If the Government promoted staying at home as a valid lifestyle choice we might see some progress
IT IS something that has always struck me as odd: how a Labour Government that rode to power on its determination to shake off its old socialist mores should embrace a model of child-rearing so Marxist in hue.
How else was it possible to view Tony
Blair's vision of wrap-around care – where children aged from three to 14 would spend up to 10 hours every day at breakfast clubs, school and after-school clubs – than as a contemporary twist on the philosopher's theory that the family is a nasty, bourgeois concept; that women ought to be liberated from caring from their own babies and that the best way to raise children is collectively?
Instead of heralding a brave new world, however, this exercise in social engineering conjured up for me an image of bleak, over-populated institutions, where emotionally under-nourished children dreamed of riding their bikes or listening to music; and of tired mothers whose contact with their children was more or less confined to getting them up in the morning and putting them to bed at night.
Gordon Brown's commitment to the same agenda seemed more in tune with his overall outlook. But I still couldn't get my head round the myopia of a Government that was prepared to subsidise childcare for mothers who wanted to work, yet treated those who would rather stay at home as unworthy of financial support. And all this while it agonised over the problem of a falling birthrate and the pensions timebomb.
Last week, it transpired Professor Jay Belsky, an adviser to Brown, feels much the same way. In a speech to a seminar in Germany, Belsky – the man brought in to evaluate the Sure Start initiative – said parents who want to bring up their children at home should be given tax breaks as an incentive. "The risks are that more hours in any kind of childcare across the first four and a half years of life and, independently, the more time in childcare centres, the higher the levels of problem behaviour," warned Belsky, the director of the Institute for the Study of Children, Families and Social Issues at Birkbeck College in London.

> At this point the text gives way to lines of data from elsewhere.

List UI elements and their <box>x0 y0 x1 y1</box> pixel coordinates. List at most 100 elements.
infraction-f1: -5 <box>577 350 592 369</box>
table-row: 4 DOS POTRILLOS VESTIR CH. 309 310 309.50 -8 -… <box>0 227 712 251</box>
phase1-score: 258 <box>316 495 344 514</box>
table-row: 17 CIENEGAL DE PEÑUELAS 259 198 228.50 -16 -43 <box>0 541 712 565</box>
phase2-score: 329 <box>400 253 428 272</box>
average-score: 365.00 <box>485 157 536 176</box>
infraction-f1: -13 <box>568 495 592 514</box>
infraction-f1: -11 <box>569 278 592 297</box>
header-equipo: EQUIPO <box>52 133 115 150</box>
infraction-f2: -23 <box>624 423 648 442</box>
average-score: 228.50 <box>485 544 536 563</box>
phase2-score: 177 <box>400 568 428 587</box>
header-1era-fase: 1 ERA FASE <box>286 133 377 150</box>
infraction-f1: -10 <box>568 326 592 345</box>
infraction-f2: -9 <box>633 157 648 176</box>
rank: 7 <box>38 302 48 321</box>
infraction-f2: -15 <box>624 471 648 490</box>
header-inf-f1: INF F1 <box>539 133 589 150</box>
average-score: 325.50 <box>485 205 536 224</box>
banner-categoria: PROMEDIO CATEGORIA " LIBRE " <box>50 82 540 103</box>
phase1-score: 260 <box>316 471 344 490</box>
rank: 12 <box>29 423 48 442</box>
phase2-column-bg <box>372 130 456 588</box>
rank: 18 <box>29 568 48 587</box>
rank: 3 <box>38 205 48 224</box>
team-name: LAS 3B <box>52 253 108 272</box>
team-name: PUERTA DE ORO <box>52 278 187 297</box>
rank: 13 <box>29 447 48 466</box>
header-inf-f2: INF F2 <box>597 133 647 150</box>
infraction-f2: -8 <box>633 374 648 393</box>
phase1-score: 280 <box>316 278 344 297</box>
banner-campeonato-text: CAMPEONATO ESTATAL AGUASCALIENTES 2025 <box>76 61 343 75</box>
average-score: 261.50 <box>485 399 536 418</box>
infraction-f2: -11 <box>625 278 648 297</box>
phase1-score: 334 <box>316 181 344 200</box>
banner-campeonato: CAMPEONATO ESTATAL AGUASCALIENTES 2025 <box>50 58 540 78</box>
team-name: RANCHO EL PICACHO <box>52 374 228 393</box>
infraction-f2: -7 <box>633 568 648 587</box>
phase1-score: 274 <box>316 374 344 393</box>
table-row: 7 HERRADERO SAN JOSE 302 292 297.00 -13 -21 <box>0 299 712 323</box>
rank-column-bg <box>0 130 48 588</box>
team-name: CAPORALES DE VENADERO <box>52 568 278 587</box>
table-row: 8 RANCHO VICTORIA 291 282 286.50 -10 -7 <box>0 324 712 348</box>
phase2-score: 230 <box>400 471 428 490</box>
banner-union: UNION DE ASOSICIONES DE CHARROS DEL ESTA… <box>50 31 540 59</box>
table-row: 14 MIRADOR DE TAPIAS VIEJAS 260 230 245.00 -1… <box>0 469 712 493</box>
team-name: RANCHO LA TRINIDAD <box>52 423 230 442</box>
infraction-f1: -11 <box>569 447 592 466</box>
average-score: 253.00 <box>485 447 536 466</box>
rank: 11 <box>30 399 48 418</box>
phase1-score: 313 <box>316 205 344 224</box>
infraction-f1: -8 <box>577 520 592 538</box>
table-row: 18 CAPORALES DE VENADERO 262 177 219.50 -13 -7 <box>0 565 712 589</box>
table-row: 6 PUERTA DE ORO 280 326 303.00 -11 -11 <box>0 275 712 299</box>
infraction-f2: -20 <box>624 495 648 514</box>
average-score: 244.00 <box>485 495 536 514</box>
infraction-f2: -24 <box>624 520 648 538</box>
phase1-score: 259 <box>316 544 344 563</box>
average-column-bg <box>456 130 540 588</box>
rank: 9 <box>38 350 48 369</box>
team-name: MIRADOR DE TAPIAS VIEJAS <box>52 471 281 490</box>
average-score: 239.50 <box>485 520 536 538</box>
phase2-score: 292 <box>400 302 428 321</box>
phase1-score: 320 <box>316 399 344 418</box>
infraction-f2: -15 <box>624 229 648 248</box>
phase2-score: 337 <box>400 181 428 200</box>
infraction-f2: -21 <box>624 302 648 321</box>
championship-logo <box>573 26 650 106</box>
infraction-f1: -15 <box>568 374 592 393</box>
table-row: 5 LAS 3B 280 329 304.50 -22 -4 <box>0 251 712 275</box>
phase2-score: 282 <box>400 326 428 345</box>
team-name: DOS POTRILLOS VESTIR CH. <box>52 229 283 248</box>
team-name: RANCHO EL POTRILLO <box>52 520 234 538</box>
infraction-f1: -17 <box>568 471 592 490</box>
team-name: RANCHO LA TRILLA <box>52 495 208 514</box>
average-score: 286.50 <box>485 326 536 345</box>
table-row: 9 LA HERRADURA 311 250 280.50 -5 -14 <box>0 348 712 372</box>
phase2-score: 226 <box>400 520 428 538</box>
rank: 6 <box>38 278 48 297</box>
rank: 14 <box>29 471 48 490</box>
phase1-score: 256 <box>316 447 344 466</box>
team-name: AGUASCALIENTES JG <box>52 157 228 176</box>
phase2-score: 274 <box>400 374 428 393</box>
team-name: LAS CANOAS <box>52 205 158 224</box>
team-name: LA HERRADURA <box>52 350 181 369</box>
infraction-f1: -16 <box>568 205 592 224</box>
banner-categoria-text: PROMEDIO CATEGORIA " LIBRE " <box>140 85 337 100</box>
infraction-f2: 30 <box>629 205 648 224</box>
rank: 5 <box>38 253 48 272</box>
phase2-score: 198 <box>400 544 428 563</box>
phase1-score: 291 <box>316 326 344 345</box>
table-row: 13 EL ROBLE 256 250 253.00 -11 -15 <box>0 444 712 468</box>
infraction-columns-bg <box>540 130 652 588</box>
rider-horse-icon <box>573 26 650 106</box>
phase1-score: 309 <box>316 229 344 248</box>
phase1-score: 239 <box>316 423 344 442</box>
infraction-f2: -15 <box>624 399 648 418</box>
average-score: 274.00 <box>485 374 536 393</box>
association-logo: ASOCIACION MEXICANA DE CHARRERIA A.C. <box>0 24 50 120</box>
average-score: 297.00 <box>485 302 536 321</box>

Personally I'm not so sure it is productive to play the "nurseries-blight-your-children's-lives" card. All families are different. There are mothers who want to work, need to work and are better parents for it, and there are children who flourish in a nursery environment. In any case, most mothers feel guilty enough about leaving their children without well-meaning academics adding to their burden.
High quality, flexible child care is crucial in a society where women make a valuable contribution to the workforce. In fact, I believe that child care in this country still isn't subsidised enough to make going back to work feasible for those with larger families and low-paid jobs. However, there are also many mothers who would prefer not to work, but can't afford to stay at home. And there are others worried about the stigma of giving up their careers at a time when those who do are castigated for failing to pay back the cost of their education, as suggested in a recent report by the UK Government's women and equality unit.
The contribution stay-at-home mothers make to society is no less important and they ought to be helped to achieve their goals. It is not that modern women are unwilling to make the necessary sacrifices; that they are grasping materialists who expect to be financially rewarded for what was once done for love. It's simply that rising house prices have made it impossible for most couples to survive on one income. We are not talking about having to do without a pair of Jimmy Choo shoes here, but being unable to keep on top of household bills.
The potential benefits of more intensive parental input have never been more obvious. With so much energy devoted, rightly or wrongly, to hand-wringing over the lack of respect young people have for authority, there would be political as well as social rewards to be reaped from a shift in emphasis.
There are plenty of measures the Government could introduce. It could allow stay-at-home mothers to transfer their unused tax allowance to their husbands, a move which could save them several thousand pounds a year. Or it could follow in the footsteps of Finland and France, which give mothers who give up work to look after small children a home care allowance of up to £400 a month. Most importantly, it could back down on its recent refusal to allow mothers who have taken time out a chance to make up for missed national insurance contributions so they are eligible for a full state pension on retirement.
On top of the financial support, however, it would be good to see a change in the way Labour politicians present stay-at-home mothers. Last year, the then health secretary Patricia Hewitt acknowledged the Government had given the impression it believed women should be out working as soon as their babies are a few months old and said she thought that had been a mistake.
Her views have not yet been echoed by her colleagues. But if they began to promote staying at home not as a cop-out, but as a valid lifestyle choice, we might actually see some progress.
Then perhaps TV dramas would stop portraying stay-at-home mothers either as feckless lay-abouts who struggle to control their broods or yummy mummies whose toughest challenge is to juggle their children's tumble tots with their pilates class. And women who give up their jobs to look after their children would stop answering the question: "And what do you do?" with a mumbled and apologetic: "I'm just a mum."